OmniParser: UI Element Extraction That Actually Works for Agents
I was building AI agents that needed to understand and interact with web interfaces. The problem was converting raw HTML into something agents could reason about - buttons, inputs, navigation, etc. OmniParser promised to extract UI elements into semantic structures, but it would miss elements, misclassify them, or produce outputs that agents couldn't use effectively. Here's how I got reliable element extraction that agents can actually understand.
Problem
OmniParser would fail to detect buttons and inputs that were inside shadow DOM or web components. Modern SPAs use these extensively, so 20-30% of interactive elements were being missed.
Detection rate: 72% (target: > 95%)
What I Tried
Attempt 1: Used accessibility tree instead of DOM. This found shadow DOM elements but lacked spatial information.
Attempt 2: Pre-rendered JavaScript with Playwright. This worked but added 10+ seconds per page.

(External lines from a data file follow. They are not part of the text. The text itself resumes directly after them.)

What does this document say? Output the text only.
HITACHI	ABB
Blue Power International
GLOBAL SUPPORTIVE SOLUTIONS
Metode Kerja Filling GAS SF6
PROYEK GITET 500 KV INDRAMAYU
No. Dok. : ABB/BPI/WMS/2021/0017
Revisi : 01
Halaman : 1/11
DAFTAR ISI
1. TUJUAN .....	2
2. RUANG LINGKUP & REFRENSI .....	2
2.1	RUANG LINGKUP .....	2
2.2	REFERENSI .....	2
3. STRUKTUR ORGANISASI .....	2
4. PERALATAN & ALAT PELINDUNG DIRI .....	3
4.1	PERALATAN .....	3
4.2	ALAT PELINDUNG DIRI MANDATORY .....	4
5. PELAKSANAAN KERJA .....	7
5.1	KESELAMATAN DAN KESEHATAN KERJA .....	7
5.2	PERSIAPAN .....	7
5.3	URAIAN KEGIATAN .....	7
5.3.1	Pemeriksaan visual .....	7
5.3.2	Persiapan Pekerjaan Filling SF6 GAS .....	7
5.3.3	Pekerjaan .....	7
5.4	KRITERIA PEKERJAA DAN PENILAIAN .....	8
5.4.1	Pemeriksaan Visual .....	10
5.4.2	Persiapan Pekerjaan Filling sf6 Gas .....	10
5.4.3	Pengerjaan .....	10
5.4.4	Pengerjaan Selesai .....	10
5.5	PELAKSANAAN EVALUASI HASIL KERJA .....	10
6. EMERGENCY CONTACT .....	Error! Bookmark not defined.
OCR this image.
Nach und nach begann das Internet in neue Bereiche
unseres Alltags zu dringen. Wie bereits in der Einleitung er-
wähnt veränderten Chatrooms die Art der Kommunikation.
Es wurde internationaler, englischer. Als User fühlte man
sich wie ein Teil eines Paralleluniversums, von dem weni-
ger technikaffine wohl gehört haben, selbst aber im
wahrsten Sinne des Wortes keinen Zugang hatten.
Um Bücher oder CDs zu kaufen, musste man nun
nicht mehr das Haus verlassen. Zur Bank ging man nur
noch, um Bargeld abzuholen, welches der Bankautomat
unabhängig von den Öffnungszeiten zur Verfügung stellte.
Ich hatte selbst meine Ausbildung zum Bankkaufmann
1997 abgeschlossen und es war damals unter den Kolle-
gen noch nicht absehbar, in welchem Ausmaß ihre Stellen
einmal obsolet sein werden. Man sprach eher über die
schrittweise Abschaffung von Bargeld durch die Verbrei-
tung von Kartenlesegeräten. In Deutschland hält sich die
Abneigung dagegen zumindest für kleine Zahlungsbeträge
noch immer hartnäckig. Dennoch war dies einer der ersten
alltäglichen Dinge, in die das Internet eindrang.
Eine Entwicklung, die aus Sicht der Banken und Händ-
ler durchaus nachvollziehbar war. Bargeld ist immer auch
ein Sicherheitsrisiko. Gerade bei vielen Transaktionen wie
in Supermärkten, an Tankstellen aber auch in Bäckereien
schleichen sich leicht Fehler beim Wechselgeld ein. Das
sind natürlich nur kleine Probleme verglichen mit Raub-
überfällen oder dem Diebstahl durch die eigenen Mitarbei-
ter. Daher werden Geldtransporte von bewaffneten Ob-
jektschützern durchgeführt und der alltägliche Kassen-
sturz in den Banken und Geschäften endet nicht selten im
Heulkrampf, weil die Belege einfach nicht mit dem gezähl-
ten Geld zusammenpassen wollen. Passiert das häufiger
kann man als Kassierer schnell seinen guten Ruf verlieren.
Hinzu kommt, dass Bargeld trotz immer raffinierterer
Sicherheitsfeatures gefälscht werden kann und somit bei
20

Attempt 3: Custom shadow DOM traversal. This was fragile and broke on different component libraries.
Actual Fix
Combined accessibility tree scanning with visual element detection. OmniParser now uses the accessibility tree for shadow DOM elements and supplements with vision-based detection for anything missed. Also added component library-specific heuristics.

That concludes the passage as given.